The result looks good!

Get scores

In [None]:
# Set input clause as reference for the scoring
input = [input_text]

# Set output as an object
generated_output = [translated_text]

# Set human generated clause
human_output = ["У чому твоя проблема?"]

# Evaluate the quality of machine-generated translations by comparing them to one or more human-generated reference translations
bleu_score = sacrebleu.corpus_bleu(
    hypotheses=generated_output,
    references=[human_output],
).score

# Quantifie the similarity between machine-generated translations and human-generated references
chrf_score = sacrebleu.corpus_chrf(
    hypotheses=generated_output,
    references=[human_output],
).score

# Measure the edit distance between the machine-generated translation and the reference translation
ter_score = sacrebleu.corpus_ter(
    hypotheses=generated_output,
    references=[human_output],
).score

print(f"BLEU Score: {bleu_score:.2f}.")
print(f"chrF Score: {chrf_score:.2f}.")
print(f"TER Score: {ter_score:.2f}.")

Look up model configuration

In [None]:
# Get configuration
config = model.config

config

# Tune pretrained model

In [None]:
# Set the reference result
reference_translation = "Привіт, як справи?"

Set search parameters

In [None]:
# Define config parameter values
max_lengths = [128, 256, 512]
num_beams_list = [4, 8, 16]
num_hidden_layers_list = [2, 4, 6]
max_position_embeddings_list = [
    64,
    128,
    256,
]

# Generate all possible combinations of parameter values
configurations = list(
    itertools.product(
        max_lengths,
        num_beams_list,
        num_hidden_layers_list,
        max_position_embeddings_list,
    )
)

logger.info(f"Configuration amount: {len(configurations)}.")
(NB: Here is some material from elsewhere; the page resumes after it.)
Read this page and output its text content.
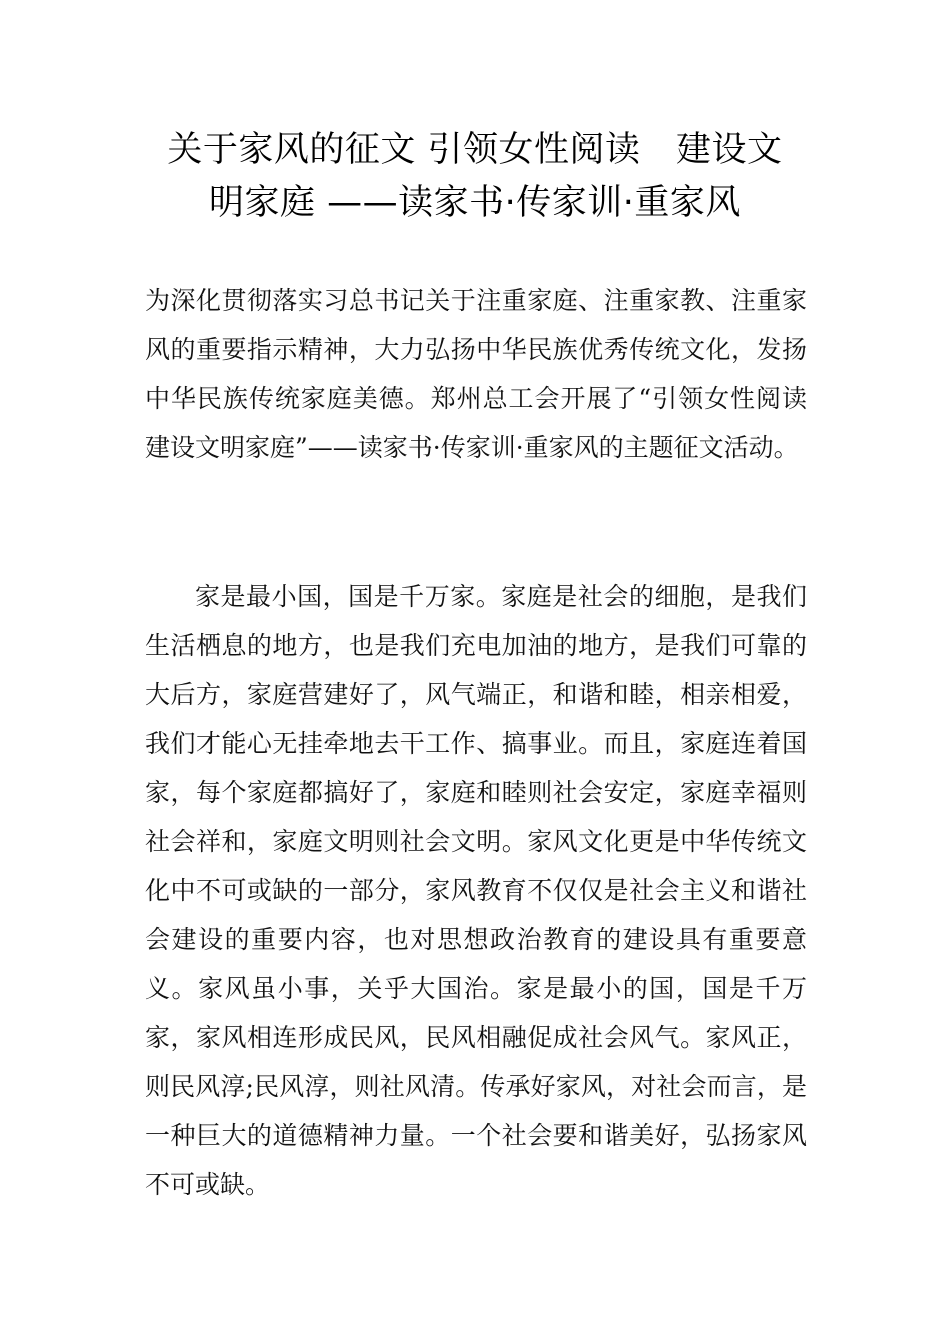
关于家风的征文 引领女性阅读　建设文明家庭 ——读家书·传家训·重家风

为深化贯彻落实习总书记关于注重家庭、注重家教、注重家风的重要指示精神，大力弘扬中华民族优秀传统文化，发扬中华民族传统家庭美德。郑州总工会开展了“引领女性阅读　　建设文明家庭”——读家书·传家训·重家风的主题征文活动。

家是最小国，国是千万家。家庭是社会的细胞，是我们生活栖息的地方，也是我们充电加油的地方，是我们可靠的大后方，家庭营建好了，风气端正，和谐和睦，相亲相爱，我们才能心无挂牵地去干工作、搞事业。而且，家庭连着国家，每个家庭都搞好了，家庭和睦则社会安定，家庭幸福则社会祥和，家庭文明则社会文明。家风文化更是中华传统文化中不可或缺的一部分，家风教育不仅仅是社会主义和谐社会建设的重要内容，也对思想政治教育的建设具有重要意义。家风虽小事，关乎大国治。家是最小的国，国是千万家，家风相连形成民风，民风相融促成社会风气。家风正，则民风淳;民风淳，则社风清。传承好家风，对社会而言，是一种巨大的道德精神力量。一个社会要和谐美好，弘扬家风不可或缺。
Get search among parameters

In [None]:
# Evaluate each configuration and choose the one with the highest BLEU score
best_bleu_score = 0
reference_time = None
best_configuration = None

# Set loops
for config in configurations:
    max_length, num_beams, num_hidden_layers, max_pos_emb = config

    current_configuration = config
    print(f"Current configuration: {current_configuration}.")
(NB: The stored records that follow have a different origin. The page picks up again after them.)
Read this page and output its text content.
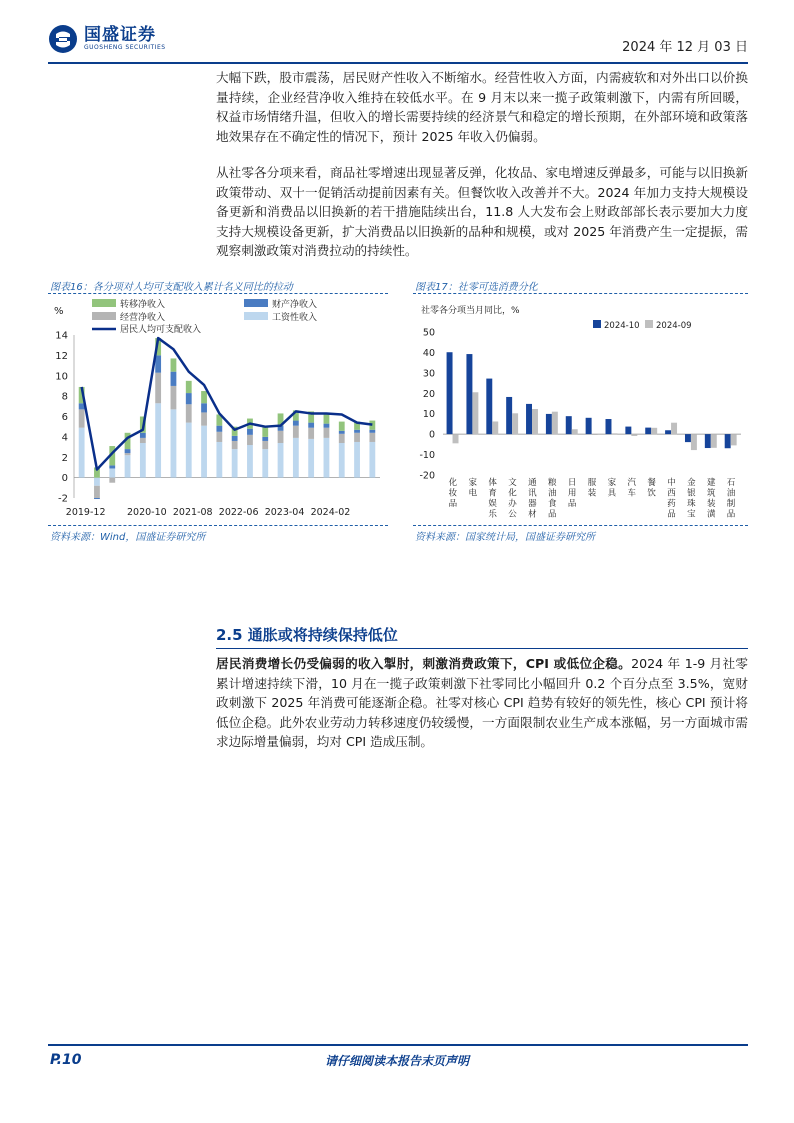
国盛证券
GUOSHENG SECURITIES	2024 年 12 月 03 日

大幅下跌，股市震荡，居民财产性收入不断缩水。经营性收入方面，内需疲软和对外出口以价换量持续，企业经营净收入维持在较低水平。在 9 月末以来一揽子政策刺激下，内需有所回暖，权益市场情绪升温，但收入的增长需要持续的经济景气和稳定的增长预期，在外部环境和政策落地效果存在不确定性的情况下，预计 2025 年收入仍偏弱。

从社零各分项来看，商品社零增速出现显著反弹，化妆品、家电增速反弹最多，可能与以旧换新政策带动、双十一促销活动提前因素有关。但餐饮收入改善并不大。2024 年加力支持大规模设备更新和消费品以旧换新的若干措施陆续出台，11.8 人大发布会上财政部部长表示要加大力度支持大规模设备更新，扩大消费品以旧换新的品种和规模，或对 2025 年消费产生一定提振，需观察刺激政策对消费拉动的持续性。

图表16：各分项对人均可支配收入累计名义同比的拉动
转移净收入	财产净收入
经营净收入	工资性收入
居民人均可支配收入
%
-2
0
2
4
6
8
10
12
14
2019-12 2020-10 2021-08 2022-06 2023-04 2024-02
资料来源：Wind，国盛证券研究所
图表17：社零可选消费分化
社零各分项当月同比，%
2024-10 2024-09
-20
-10
0
10
20
30
40
50
化妆品
家电
体育娱乐
文化办公
通讯器材
粮油食品
日用品
服装
家具
汽车
餐饮
中西药品
金银珠宝
建筑装潢
石油制品
资料来源：国家统计局，国盛证券研究所
2.5 通胀或将持续保持低位

居民消费增长仍受偏弱的收入掣肘，刺激消费政策下，CPI 或低位企稳。2024 年 1-9 月社零累计增速持续下滑，10 月在一揽子政策刺激下社零同比小幅回升 0.2 个百分点至 3.5%，宽财政刺激下 2025 年消费可能逐渐企稳。社零对核心 CPI 趋势有较好的领先性，核心 CPI 预计将低位企稳。此外农业劳动力转移速度仍较缓慢，一方面限制农业生产成本涨幅，另一方面城市需求边际增量偏弱，均对 CPI 造成压制。

P.10	请仔细阅读本报告末页声明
    # Set model configuration
    model.config = model.config.from_dict(
        config_dict={
            "max_length": max_length,
            "num_beams": num_beams,
            "num_hidden_layers": num_hidden_layers,
            "max_position_embeddings": max_pos_emb,
        }
    )

    # Tokenize input text
    input_ids = tokenizer.encode(
        text=input_text,
        return_tensors="tf",
    )

    start_time = time.time()

    # Translate input text
    translated_tokens = model.generate(
        inputs=input_ids,
        max_length=max_length,
        num_beams=num_beams,
    )

    # Decode translated tokens
    translated_text = tokenizer.decode(
        token_ids=translated_tokens.numpy()[0],
        skip_special_tokens=True,
    )

    translation_time = time.time() - start_time
    print(f"translation time: {translation_time:.2f}.")

    # Compute BLEU score
    hypotheses = [translated_text]
    bleu_score = sacrebleu.corpus_bleu(
        hypotheses=generated_output,
        references=[human_output],
    ).score

    if reference_time is None:
        reference_time = translation_time

        logger.info(f"Reference time:{reference_time:.2f}.")
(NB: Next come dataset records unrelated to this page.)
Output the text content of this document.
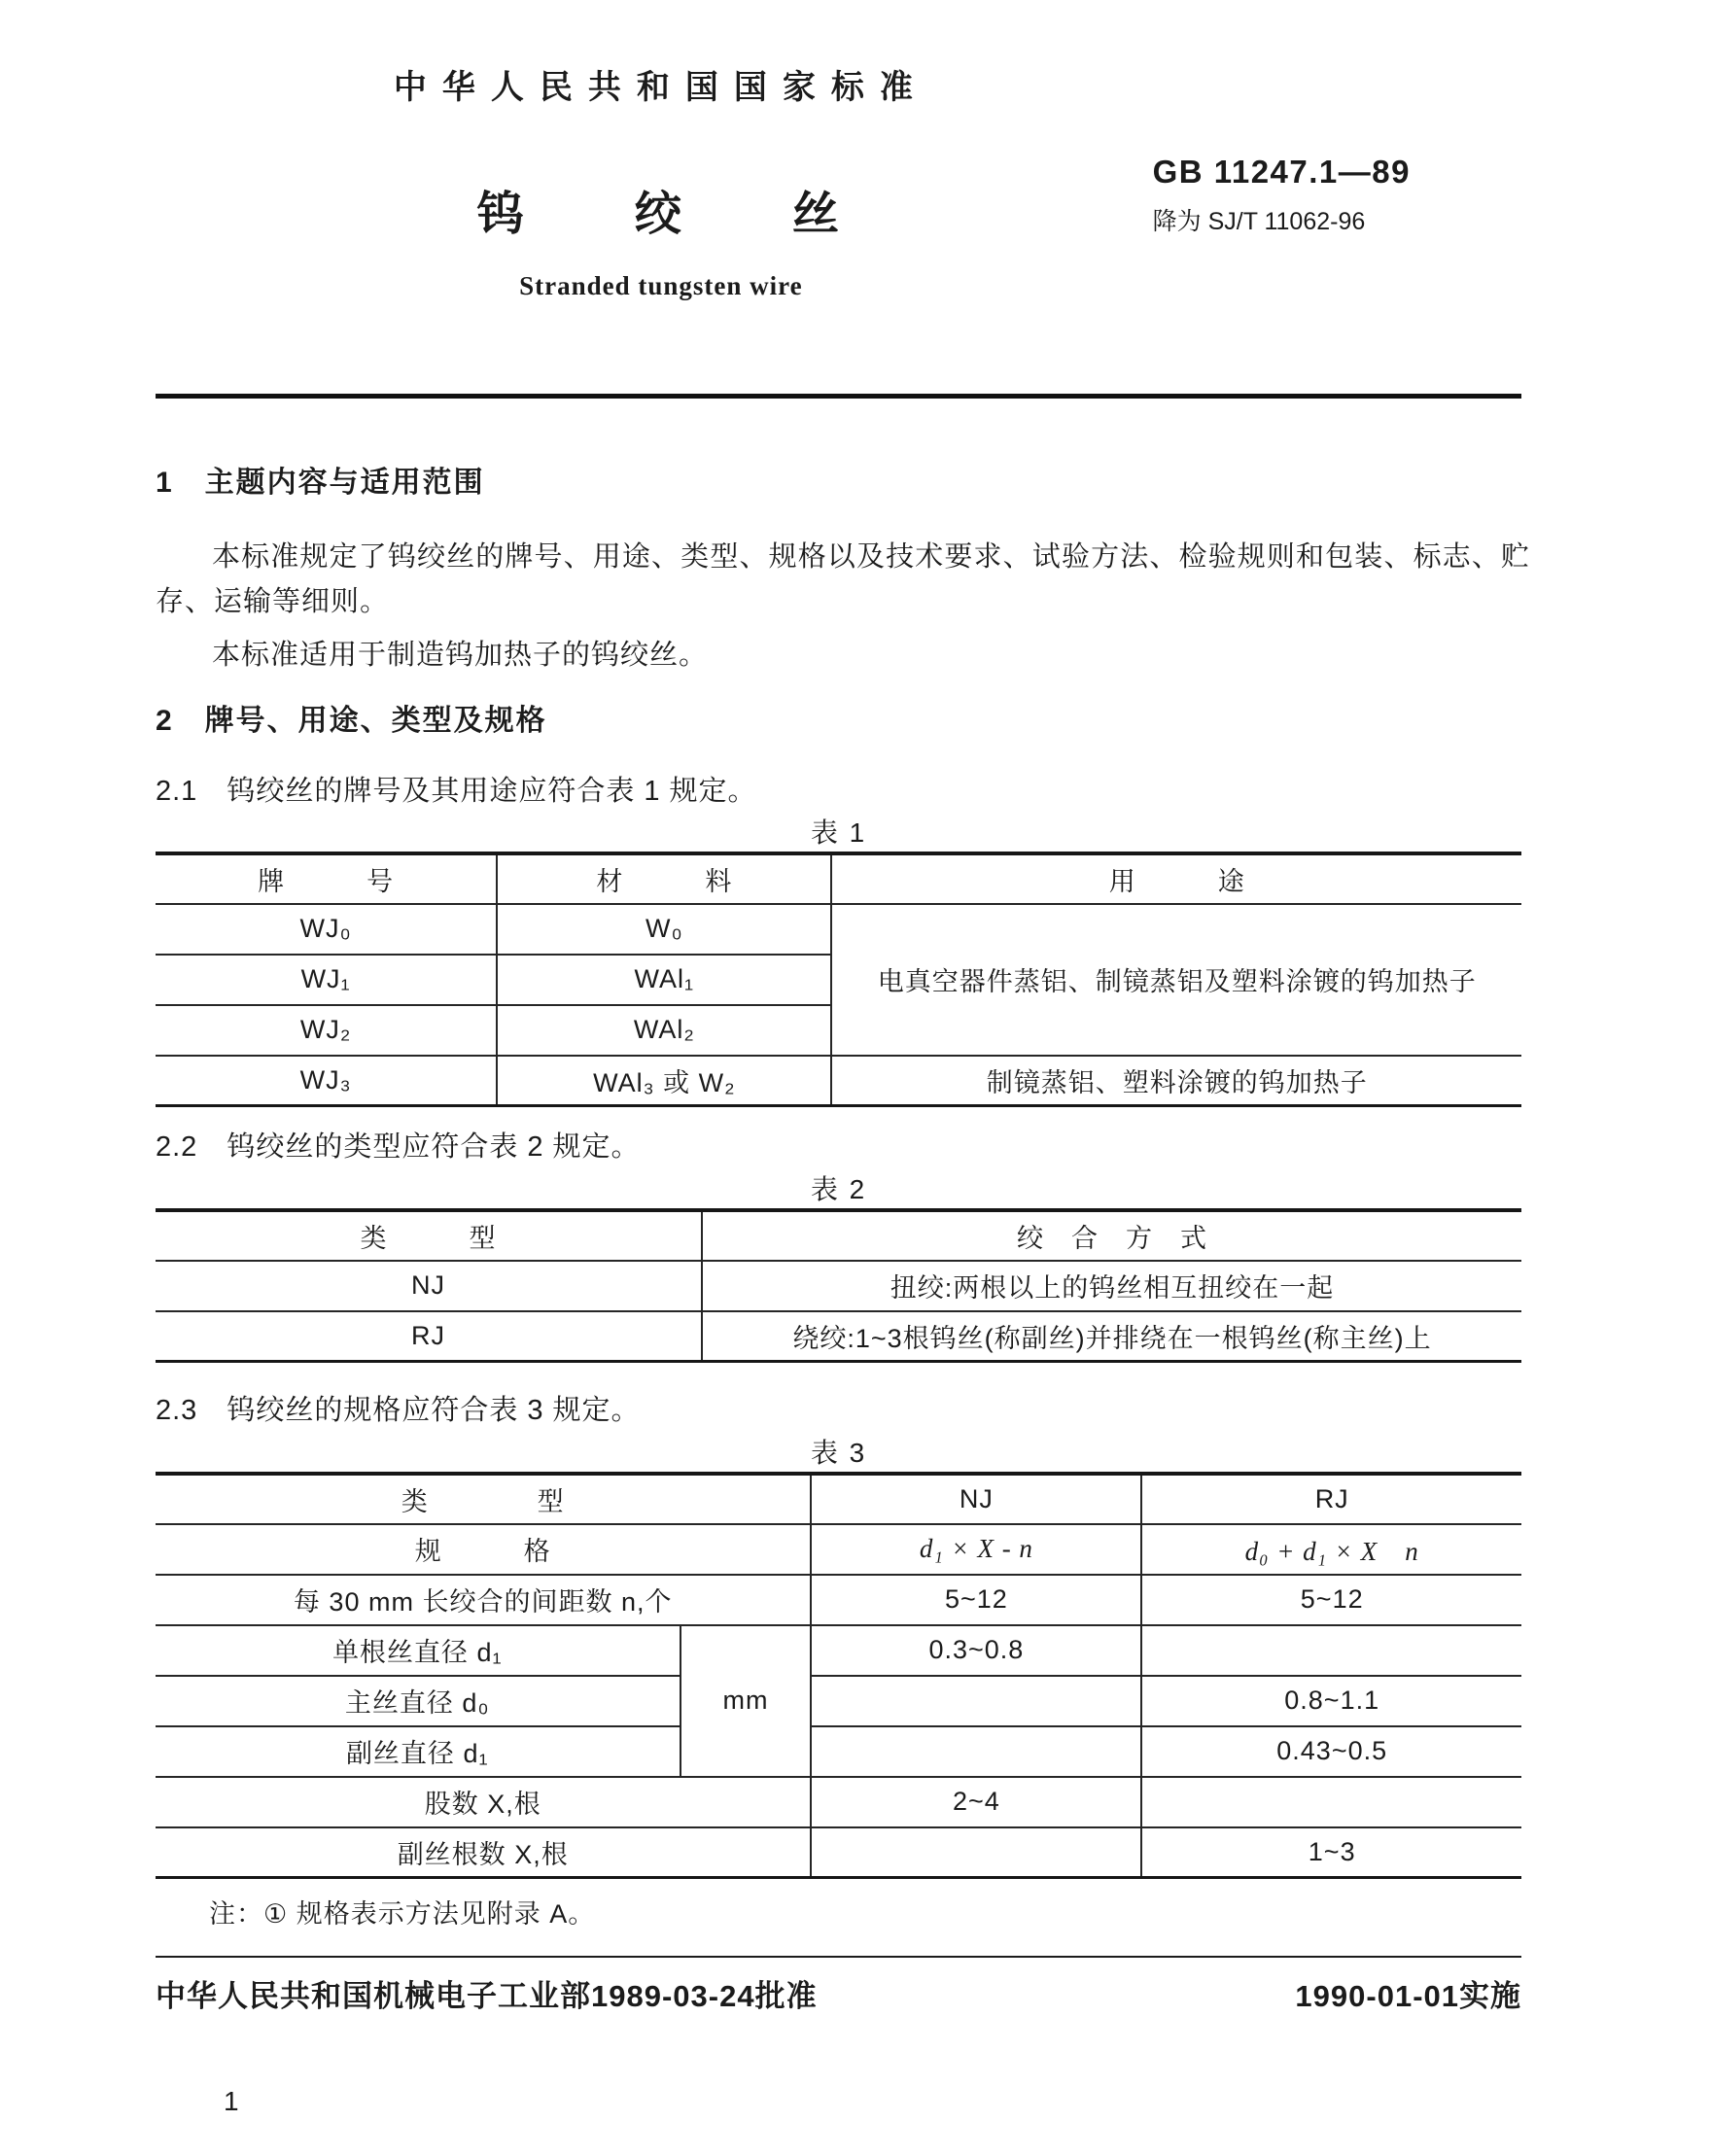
中华人民共和国国家标准
钨　　绞　　丝
Stranded tungsten wire
GB 11247.1—89
降为 SJ/T 11062-96
1　主题内容与适用范围
本标准规定了钨绞丝的牌号、用途、类型、规格以及技术要求、试验方法、检验规则和包装、标志、贮存、运输等细则。
本标准适用于制造钨加热子的钨绞丝。
2　牌号、用途、类型及规格
2.1　钨绞丝的牌号及其用途应符合表 1 规定。
表 1
牌　　　号	材　　　料	用　　　途
WJ₀	W₀	电真空器件蒸铝、制镜蒸铝及塑料涂镀的钨加热子
WJ₁	WAl₁	
WJ₂	WAl₂	
WJ₃	WAl₃ 或 W₂	制镜蒸铝、塑料涂镀的钨加热子
2.2　钨绞丝的类型应符合表 2 规定。
表 2
类　　　型	绞　合　方　式
NJ	扭绞:两根以上的钨丝相互扭绞在一起
RJ	绕绞:1~3根钨丝(称副丝)并排绕在一根钨丝(称主丝)上
2.3　钨绞丝的规格应符合表 3 规定。
表 3
类　　　　型		NJ	RJ
规　　　格		d₁ × X - n	d₀ + d₁ × X　n
每 30 mm 长绞合的间距数 n,个		5~12	5~12
单根丝直径 d₁	mm	0.3~0.8	
主丝直径 d₀			0.8~1.1
副丝直径 d₁			0.43~0.5
股数 X,根		2~4	
副丝根数 X,根			1~3
注：① 规格表示方法见附录 A。
中华人民共和国机械电子工业部1989-03-24批准	1990-01-01实施
1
    if translation_time < reference_time:
        time_of_fast_translation = translation_time
        fast_configuration = current_configuration

    # Update the best configuration if BLEU score is higher
    if bleu_score > best_bleu_score:
        best_bleu_score = bleu_score
        best_configuration = current_configuration
        time_of_best_translation = translation_time

In [None]:
# Print the best configuration and BLEU score
print("Best Configuration:", best_configuration)
print(f"Best BLEU Score: {best_bleu_score:.2f}.")
print(f"Time: {time_of_best_translation:.2f} seconds.\n")
print("Fast Configuration:", fast_configuration)
print(f"Fast time: {time_of_fast_translation:.2f}")

# Summary
1. Pretrained MarianMT model used to translate a clause from English to Ukrainian.
2. Reasonable amount of the configuration parameters had been chosen tu tune the pre-trained model in terms of score and time.
3.  While the best score search shows reasonable result, the speed search doesn't show logic, which means, that it should be discovered separately.